José Oliver (Mitte) führte mit Gerd Vierkötter und Andreas Krennerich ihr gemeinsames CD-Projekt auf. Foto: Störr

Hausacher José F.A. Oliver präsentiert mit Andreas Krennerich und Gerd Vierkötter gemeinsame CD "Herkunftsstimmen"

In der Buchhandlung Streit ist am Donnerstagabend aus vielschichtigen Klanglandschaften geschöpft worden. Überraschend neu präsentierten sich freie musikalische Fragmente und lyrische Texte, die zu einem Gesamtkunstwerk verschmolzen.

Hausach. "Schreiben ist wie eine Umarmung mit Worten. Mit Musik kann man dieses Gefühl verstärken", sagte Sigrid Bischler zur Begrüßung in der Buchhandlung Streit. Zusammen mit der Stadt Hausach hatte sie den Lyriker José F.A. Oliver sowie die Musiker Andreas Krennerich und Gerd Vierkötter zur Präsentation der gemeinsamen CD "Herkunftsstimmen" eingeladen.

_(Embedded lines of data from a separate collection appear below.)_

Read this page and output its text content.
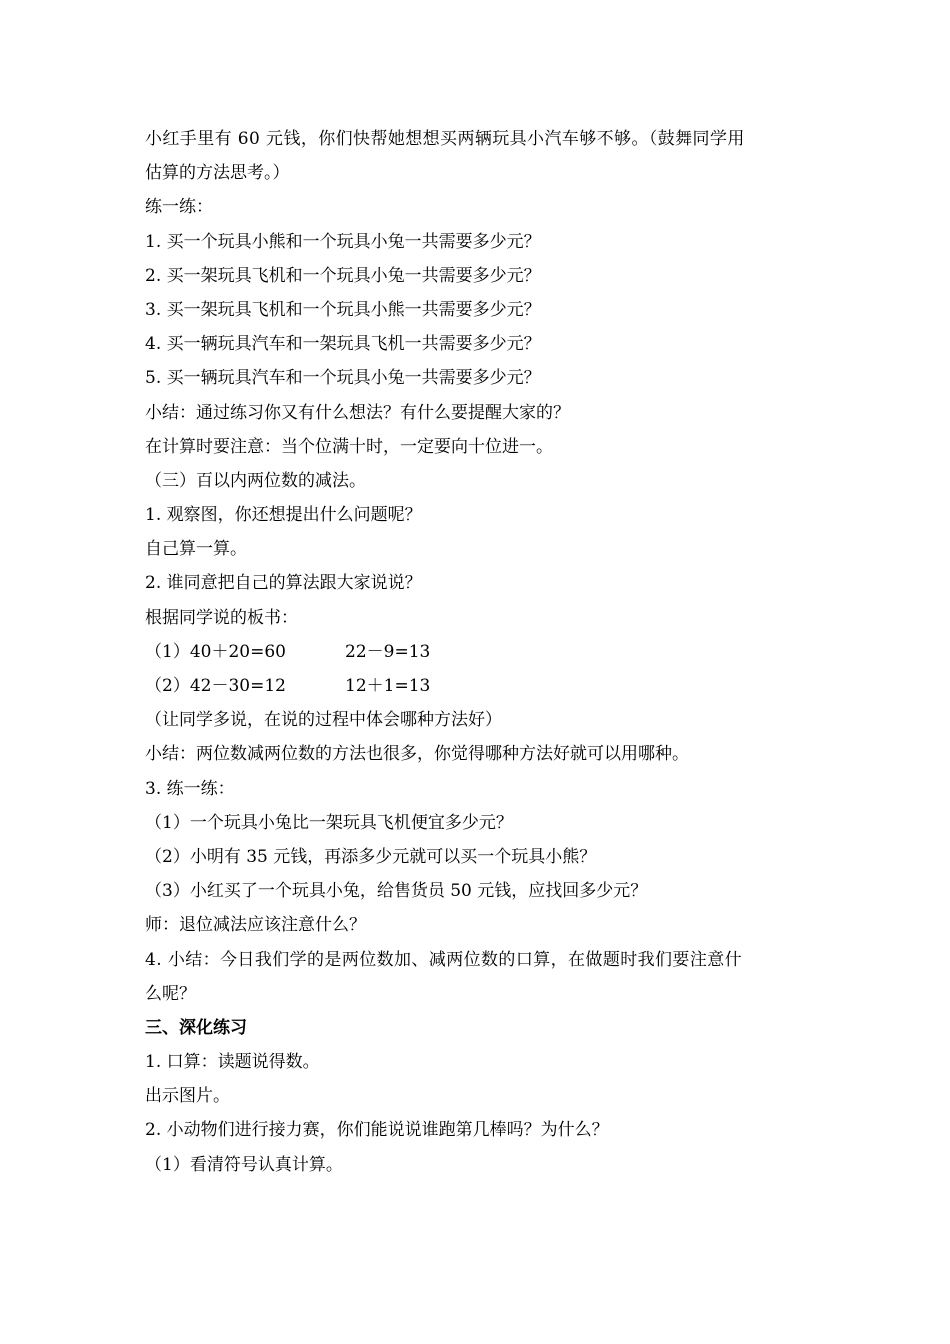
小红手里有 60 元钱，你们快帮她想想买两辆玩具小汽车够不够。（鼓舞同学用
估算的方法思考。）
练一练：
1. 买一个玩具小熊和一个玩具小兔一共需要多少元？
2. 买一架玩具飞机和一个玩具小兔一共需要多少元？
3. 买一架玩具飞机和一个玩具小熊一共需要多少元？
4. 买一辆玩具汽车和一架玩具飞机一共需要多少元？
5. 买一辆玩具汽车和一个玩具小兔一共需要多少元？
小结：通过练习你又有什么想法？有什么要提醒大家的？
在计算时要注意：当个位满十时，一定要向十位进一。
（三）百以内两位数的减法。
1. 观察图，你还想提出什么问题呢？
自己算一算。
2. 谁同意把自己的算法跟大家说说？
根据同学说的板书：
（1）40＋20=60	22－9=13
（2）42－30=12	12＋1=13
（让同学多说，在说的过程中体会哪种方法好）
小结：两位数减两位数的方法也很多，你觉得哪种方法好就可以用哪种。
3. 练一练：
（1）一个玩具小兔比一架玩具飞机便宜多少元？
（2）小明有 35 元钱，再添多少元就可以买一个玩具小熊？
（3）小红买了一个玩具小兔，给售货员 50 元钱，应找回多少元？
师：退位减法应该注意什么？
4. 小结：今日我们学的是两位数加、减两位数的口算，在做题时我们要注意什
么呢？
三、深化练习
1. 口算：读题说得数。
出示图片。
2. 小动物们进行接力赛，你们能说说谁跑第几棒吗？为什么？
（1）看清符号认真计算。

Zur Einführung erzählte Oliver von der vorabendlichen Premiere an der Germersheimer Musikschule, in deren Rahmen einige seiner Gedichte durch Studenten in zwölf Sprachen übersetzt und mit kurzen Filmen szenisch dargestellt worden waren. "Das war eine mutige Deutschlehrerin, die versucht hat, ihre Schüler auf neuen Wegen an moderne Lyrik heranzuführen", befand Oliver.

Mit einem Zeitungsartikel über "Spanien und seine vergessenen Toten" führte er dann ins eigentliche Thema des Abends ein: Der Spanische Bürgerkrieg und die anschließende Franco-Diktatur mit ihren weitreichenden Schrecken. Offiziell werde in Spanien zu den Verbrechen an den Menschen geschwiegen. Doch Völkerrechts- und Kriegsverbrechen würden, so Oliver, nicht verjähren.

"Ich empfinde eine große Hilflosigkeit bei allem, was weltweit passiert", gestand Oliver. Seine eigene Familie sei vom damaligen Bürgerkrieg betroffen gewesen und auch heute gebe es wieder Krieg und Verfolgung. "Die Erlebnisse in den Kriegsjahren sind eine universelle Geschichte", findet der Lyriker.

Eingebettet in den Lautteppich des Abends las Oliver seine Kolumne, die er jüngst für eine türkische Zeitung geschrieben hatte. Dort hieß es unter anderem: "Zwischen Bevormundung und mundtot ist nur ein Katzensprung. Ein unberechenbarer Wildkatzensprung. Oder ist es eine Bestie? Eine gemachte Bestie? Eine von uns gemachte Bestie? Zwischen mundtot und tot lauert der Augenblick ausgefahrener und reißender Krallen."

Im Gespräch mit seinen musikalischen Begleitern Krennerich und Vierkötter stellten diese ihre musikalische Herangehensweise vor. Krennerich erklärte, dass er schon während des Studiums eine neue Art und Weise musikalischer Sprache kennengelernt habe und sich mit Tönen beschäftigt, die es auf den Instrumenten eigentlich gar nicht gibt.

"In der Literatur von José ist etwas, das anregt und eine Resonanz gibt, ganz ähnlich den sogenannten Vierteltönen", beschreibt Krennerich. Für ihn zähle die Ernsthaftigkeit, die Präzision und die Offenheit bei der Musik, die ähnlich wie gelesene Worte durch neue Zusammensetzungen dann neue Empfindungsräume schaffe.

Für den Musiker Vierkötter ist schon immer die Neugierde die treibende Kraft gewesen, die ihn die Vielfalt in der Musik lieben lasse. "Alles was ich jemals an Musik gehört habe, wollte ich auch spielen. Aber mir fehlte beim klassischen Rhythmus die Überraschung", erzählte der Hamburger. In der Zusammenarbeit mit Krennerich sei die Musik "auf den Moment gemünzt", man müsse reagieren und das mache die Improvisation laut Vierkötter so interessant.

Und so verbanden sich anschließend die Texte aus Olivers Zyklus "Holzgefährten" und "Herkunftsstimmen" mit der neuen Musik des Saxofonisten und des Schlagzeugers zu einzigartigen Klanglandschaften. Mit diesen setzten sich die Zuhörer im Nachgang auseinander.

Weitere Informationen: Die gemeinsame CD "Herkunftsstimmen" ist in jeder Buchhandlung unter der Bestellnummer "House-Master Records LC 05699" für 15 Euro erhältlich.